To populate an NLP dictionary you first create an item, then associate one or more terms with that item. Commonly a dictionary consists of multiple items, with each item associated with multiple terms. An item is a word or phrase that is a relevant tag for many entities in the source texts. When an entity in the source texts is determined to be a match, it is tagged with the item. For example, the item “ship” is a relevant tag for “ship”, “boat”, “sail”, “oars”, and so forth.
To perform this matching, you populate each item in the dictionary with match terms. A term can be single entity (like “motor boat”) or a phrase or sentence (like “boats are rowed with oars or paddles”). NLP indexes each term in the dictionary using the same language model used for the source texts. NLP then matches each term with the same content unit in the source texts (a Concept term is matched against a Concept in source text; a CRC term is matched against a CRC in source text). If NLP identifies a match between a term and a unit of source text, NLP tags the source text passage with the associated dictionary item. This matching frequently is not identical, but requires NLP to use a scoring algorithm to determine if the term and source text warrant being tagged as a match.
Terminology
A Dictionary is a way to group different terms that have something to do with one another in a logical way. A dictionary could for example be Cities, ICD10 codes, or French wines. As a dictionary is the level of aggregation used within the matching APIs, it is specific to the use case to decide what level of real-world grouping should correspond to a dictionary. Taking a higher level (such as "all ICD10 codes") will yield better performance and use lower disk space, but a lower level (such as "a separate one for all ICD10 categories") might offer grouped results with greater granularity. Each dictionary has a name and a description.
A Dictionary Item is a uniquely identifiable item in your dictionary. Examples of a dictionary item could be cities, the individual codes in ICD10 or individual chateaux. Each dictionary typically has many dictionary items (lots of small dictionaries with few items can decrease performance). A dictionary item has a URI, which should be unique within the domain and can be used as an external identifier, and an optional description. This URI can be used when building rules to interpret matching results later on.
A Dictionary Term is a string that could appear somewhere in a text and represent the Dictionary Item it belongs to. For example, "Antwerp", "Anvers" and "Antwerpen" could be different terms associated with the same dictionary item representing the city of Antwerp. Dictionary terms are the free text strings on which the actual matching is based when doing string-based matching and could be different spellings, translations or synonyms of what your Dictionary Item stands for. These strings are passed through the engine and, when containing more than just a single entity, will automatically be transformed into a more complex structure to be able to match across the boundaries of a single concept (CRC or Path). A dictionary term should also have a language associated with it, if it needs to be processed by the engine.
When processing a new dictionary term by passing it through the NLP engine, one or more Dictionary Elements are generated to represent the different entities identified within the term. For example, a dictionary term "failure of the liver" would be translated into the three elements "failure", "of" and "liver", with "the" being discarded as non-relevant. These elements are generated and managed automatically and only figure in some types of output, so you shouldn't worry too much about them.

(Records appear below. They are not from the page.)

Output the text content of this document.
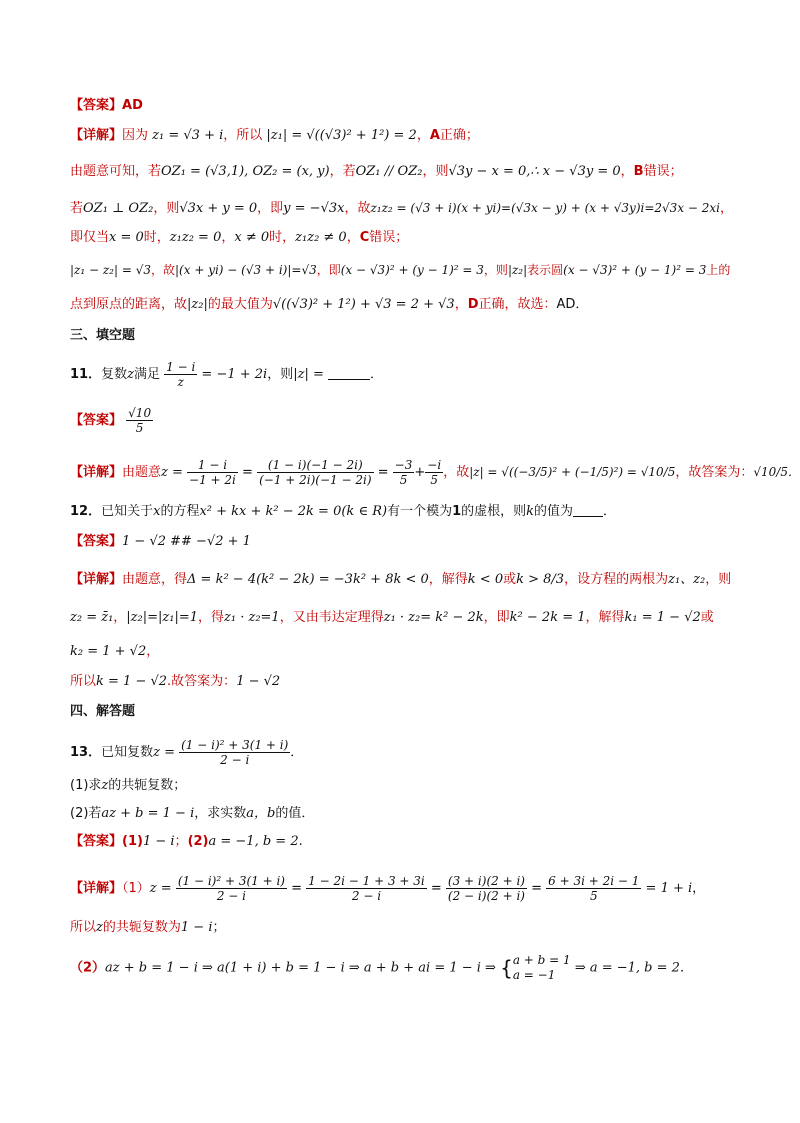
【答案】AD
【详解】因为 z₁ = √3 + i，所以 |z₁| = √((√3)² + 1²) = 2，A正确；
由题意可知，若OZ₁ = (√3,1), OZ₂ = (x, y)，若OZ₁ // OZ₂，则√3y − x = 0,∴ x − √3y = 0，B错误；
若OZ₁ ⊥ OZ₂，则√3x + y = 0，即y = −√3x，故z₁z₂ = (√3 + i)(x + yi)=(√3x − y) + (x + √3y)i=2√3x − 2xi，
即仅当x = 0时，z₁z₂ = 0，x ≠ 0时，z₁z₂ ≠ 0，C错误；
|z₁ − z₂| = √3，故|(x + yi) − (√3 + i)|=√3，即(x − √3)² + (y − 1)² = 3，则|z₂|表示圆(x − √3)² + (y − 1)² = 3上的
点到原点的距离，故|z₂|的最大值为√((√3)² + 1²) + √3 = 2 + √3，D正确，故选：AD．
三、填空题
11．复数z满足 $\frac{1 - i}{z} = -1 + 2i$，则|z| =	．
【答案】 $\frac{√10}{5}$
【详解】由题意$z = \frac{1 - i}{-1 + 2i} = \frac{(1 - i)(-1 - 2i)}{(-1 + 2i)(-1 - 2i)} = \frac{-3}{5} + \frac{-i}{5}$ ，故|z| = √((−3/5)² + (−1/5)²) = √10/5，故答案为：√10/5．
12．已知关于x的方程x² + kx + k² − 2k = 0(k ∈ R)有一个模为1的虚根，则k的值为 ．
【答案】1 − √2 ## −√2 + 1
【详解】由题意，得Δ = k² − 4(k² − 2k) = −3k² + 8k < 0，解得k < 0或k > 8/3，设方程的两根为z₁、z₂，则
z₂ = z̄₁，|z₂|=|z₁|=1，得z₁ · z₂=1，又由韦达定理得z₁ · z₂= k² − 2k，即k² − 2k = 1，解得k₁ = 1 − √2或
k₂ = 1 + √2，
所以k = 1 − √2.故答案为：1 − √2
四、解答题
13．已知复数$z = \frac{\text{(1 − i)² + 3(1 + i)}}{2 - i}$ ．
(1)求z的共轭复数；
(2)若az + b = 1 − i，求实数a，b的值．
【答案】(1)1 − i；(2)a = −1, b = 2.
【详解】$(1)z = \frac{\text{(1 − i)² + 3(1 + i)}}{2 - i} = \frac{1 - 2i - 1 + 3 + 3i}{2 - i} = \frac{(3 + i)(2 + i)}{(2 - i)(2 + i)} = \frac{6 + 3i + 2i - 1}{5} = 1 + i$，
所以z的共轭复数为1 − i；
（2）az + b = 1 − i ⇒ a(1 + i) + b = 1 − i ⇒ a + b + ai = 1 − i ⇒ { a + b = 1
a = −1	⇒ a = −1, b = 2．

If you want to identify specifically-formatted dates, numbers or other formatted pieces of string, you can use Dictionary Formats to specify them, and these can then be included in a Dictionary Term, either representing the complete term, or just a single element within a more complex one. A format is a meaningful pattern of characters, such as a date format. You could associate the formats “nn/nn/nnnn” and “nnnn-nn-nn” with the item named Date. NLP tags any occurrence of these formats in the source texts with the Date item.
Note:
NLP provides semantic attributes that flag many common representations of date, time, duration, and measurement. Check the availability and specificity of these attributes in your national language before defining Dictionary Formats.